Als große Chance für den Landkreis Sigmaringen sehen hingegen die heimischen Kommunalpolitiker den Regionalplan, auch um das drängendste soziale Probleme der Zeit zu bewältigen – den Mangel an Wohnraum. Auf die SÜDKURIER-Frage, ob die von Kritikern als akzeptabel geltende Ausweisung von 1500 Hektar Fläche ausreichend wäre, schüttelten alle Kommunalpolitiker den Kopf.
„Kommunen sind nicht die Schmutzfinken der Nation“

Für Doris Schröter, Bürgermeisterin von Bad Saulgau, ist es nicht nachvollziehbar, dass der demokratische Willensbildungsprozess des Regionalplans als intransparent kritisiert wird. Sie wies auf die Bürgerbeteiligung hin, denn allein in der ersten Offenlegung habe es mehr als 3200 Stellungnahmen von Bürgern, Verbänden und Organisationen zu dem Entwurf gegeben. Dass Kommunen „als Schmutzfinken der Nation“ bezeichnet würden, sei für sie nicht hinnehmbar, denn Gemeinden und Landkreise legten großen Wert auf nachhaltige Entwicklung.

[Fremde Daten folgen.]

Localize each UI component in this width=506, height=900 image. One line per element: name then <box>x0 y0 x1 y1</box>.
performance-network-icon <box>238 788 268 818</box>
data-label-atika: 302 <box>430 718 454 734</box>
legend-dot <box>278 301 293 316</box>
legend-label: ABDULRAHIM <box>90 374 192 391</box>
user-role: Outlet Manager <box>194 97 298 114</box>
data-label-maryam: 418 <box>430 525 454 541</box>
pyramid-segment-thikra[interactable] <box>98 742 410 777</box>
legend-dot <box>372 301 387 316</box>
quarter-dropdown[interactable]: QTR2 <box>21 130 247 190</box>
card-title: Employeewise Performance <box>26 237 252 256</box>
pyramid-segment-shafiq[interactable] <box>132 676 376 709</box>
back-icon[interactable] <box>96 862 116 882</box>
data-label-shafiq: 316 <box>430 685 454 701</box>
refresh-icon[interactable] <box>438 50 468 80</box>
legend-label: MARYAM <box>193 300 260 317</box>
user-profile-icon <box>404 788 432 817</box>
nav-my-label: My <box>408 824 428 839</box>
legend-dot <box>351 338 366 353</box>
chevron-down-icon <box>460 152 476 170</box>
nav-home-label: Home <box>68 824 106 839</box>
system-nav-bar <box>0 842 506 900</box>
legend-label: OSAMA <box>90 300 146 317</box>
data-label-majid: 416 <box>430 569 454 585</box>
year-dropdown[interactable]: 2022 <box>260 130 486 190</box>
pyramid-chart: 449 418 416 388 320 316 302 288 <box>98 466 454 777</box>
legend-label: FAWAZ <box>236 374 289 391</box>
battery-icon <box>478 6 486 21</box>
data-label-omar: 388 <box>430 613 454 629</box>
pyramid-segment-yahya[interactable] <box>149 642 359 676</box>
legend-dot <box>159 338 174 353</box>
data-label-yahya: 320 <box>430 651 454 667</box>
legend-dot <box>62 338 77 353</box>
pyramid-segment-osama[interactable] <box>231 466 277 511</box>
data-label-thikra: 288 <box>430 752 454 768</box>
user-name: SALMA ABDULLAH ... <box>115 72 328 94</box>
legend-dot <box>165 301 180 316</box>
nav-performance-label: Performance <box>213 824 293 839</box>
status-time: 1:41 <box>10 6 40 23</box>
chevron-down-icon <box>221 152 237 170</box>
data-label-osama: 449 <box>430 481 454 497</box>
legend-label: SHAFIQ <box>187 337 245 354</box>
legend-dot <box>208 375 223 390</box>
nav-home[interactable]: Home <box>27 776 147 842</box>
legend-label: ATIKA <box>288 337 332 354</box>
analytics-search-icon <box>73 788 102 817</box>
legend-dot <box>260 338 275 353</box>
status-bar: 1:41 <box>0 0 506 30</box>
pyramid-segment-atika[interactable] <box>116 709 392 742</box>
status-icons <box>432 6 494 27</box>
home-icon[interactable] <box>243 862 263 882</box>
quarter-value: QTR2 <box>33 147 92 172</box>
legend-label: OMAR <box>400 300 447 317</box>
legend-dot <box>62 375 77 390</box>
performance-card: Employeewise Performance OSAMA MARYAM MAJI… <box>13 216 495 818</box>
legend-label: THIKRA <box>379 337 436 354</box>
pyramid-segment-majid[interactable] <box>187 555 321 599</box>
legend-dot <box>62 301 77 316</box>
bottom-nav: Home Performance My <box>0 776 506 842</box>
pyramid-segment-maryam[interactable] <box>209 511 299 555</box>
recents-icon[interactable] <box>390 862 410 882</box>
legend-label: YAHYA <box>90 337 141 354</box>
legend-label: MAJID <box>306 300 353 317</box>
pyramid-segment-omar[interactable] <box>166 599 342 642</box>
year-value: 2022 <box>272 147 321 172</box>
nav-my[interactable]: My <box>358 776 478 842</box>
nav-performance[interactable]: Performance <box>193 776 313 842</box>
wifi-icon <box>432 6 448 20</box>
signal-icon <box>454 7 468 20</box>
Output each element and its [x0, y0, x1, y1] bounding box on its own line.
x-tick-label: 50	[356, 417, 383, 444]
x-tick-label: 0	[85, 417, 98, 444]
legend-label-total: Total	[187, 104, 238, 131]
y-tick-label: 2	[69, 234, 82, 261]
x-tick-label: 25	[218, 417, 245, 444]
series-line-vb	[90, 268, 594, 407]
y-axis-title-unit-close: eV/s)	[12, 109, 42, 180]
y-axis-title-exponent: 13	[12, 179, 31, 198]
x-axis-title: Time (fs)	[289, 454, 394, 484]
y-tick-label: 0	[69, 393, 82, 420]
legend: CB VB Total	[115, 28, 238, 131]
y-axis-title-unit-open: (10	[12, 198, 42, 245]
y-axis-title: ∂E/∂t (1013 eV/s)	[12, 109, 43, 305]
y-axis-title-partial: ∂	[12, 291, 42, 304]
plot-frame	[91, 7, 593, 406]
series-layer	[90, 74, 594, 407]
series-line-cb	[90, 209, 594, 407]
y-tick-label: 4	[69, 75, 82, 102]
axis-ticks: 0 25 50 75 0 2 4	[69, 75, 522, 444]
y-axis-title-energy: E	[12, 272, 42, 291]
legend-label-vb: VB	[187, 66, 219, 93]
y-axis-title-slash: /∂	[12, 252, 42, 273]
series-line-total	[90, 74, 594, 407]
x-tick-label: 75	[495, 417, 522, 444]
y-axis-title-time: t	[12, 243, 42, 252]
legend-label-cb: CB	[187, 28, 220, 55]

Vorschriften erschweren Suche nach Flächen für Wohn- und Gewerbebauten
Immer wieder betonten die Kommunalpolitiker, dass der Wunsch vieler Menschen nach eigenem Wohnraum, zu dem auch Einfamilienhäuser gehörten, ein Grundbedürfnis ist, das immer schwieriger zu erfüllen sei. Der Flächenmangel, die Konkurrenz zur Landwirtschaft, die berechtigten Belange von Umwelt- und Naturschutz und auch viele Vorschriften erschwerten die Grundstückssuche. Doris Schröter nannte sie als Beispiel die Einhaltung von Emissionsabständen gegenüber landwirtschaftlichen Betrieben, obwohl diese nicht mehr bewirtschaftet werden. Und junge Leute, die heute im Namen des Klimaschutzes gegen neue Wohngebiete protestierten, fragten in zehn Jahren bei Rathäusern nach Wohnraum nach, mutmaßt Thomas Kugler.
Landrätin: „Ausgleich zwischen Ökologie und Ökonomie“
Rund 44 500 Hektar des Kreisgebiets seien im Landkreis Sigmaringen als Biotopfläche ausgewiesen, und der zusätzliche Flächenbedarf des neuen Regionalplanes betrage 500 Hektar, ist für Landrätin Stefanie Bürkle der Ausgleich zwischen Ökologie und Ökonomie gesichert. Im Landkreis sind nach ihren Angaben nur 10,1 Prozent der Fläche überbaut, während der Landesdurchschnitt 14,6 Prozent beträgt. Auch die Transformation der Wirtschaft benötige Fläche, berichtete Bürkle von der Gewerbeflächenanfrage eines Batterieherstellers vor Jahren, der 30 Hektar für seine Produktionsstätte benötigte, die im Kreis Sigmaringen aber niemand anbieten konnte.
Kommunalpolitiker sind enttäuscht und verärgert
Deutlich wurde bei dem Pressegespräch, dass die Kommunalpolitiker von der Wucht des Protestes gegen den Regionalplan und der Wortwahl ihrer Kritiker gleichermaßen überrascht, enttäuscht und verärgert sind. Überzeugt sind alle, dass der Kreis Sigmaringen als „Hinterland des Bodensees„ von zusätzlichen Einwohnern, neuen Wohn- und Gewerbegebieten langfristig profitieren wird.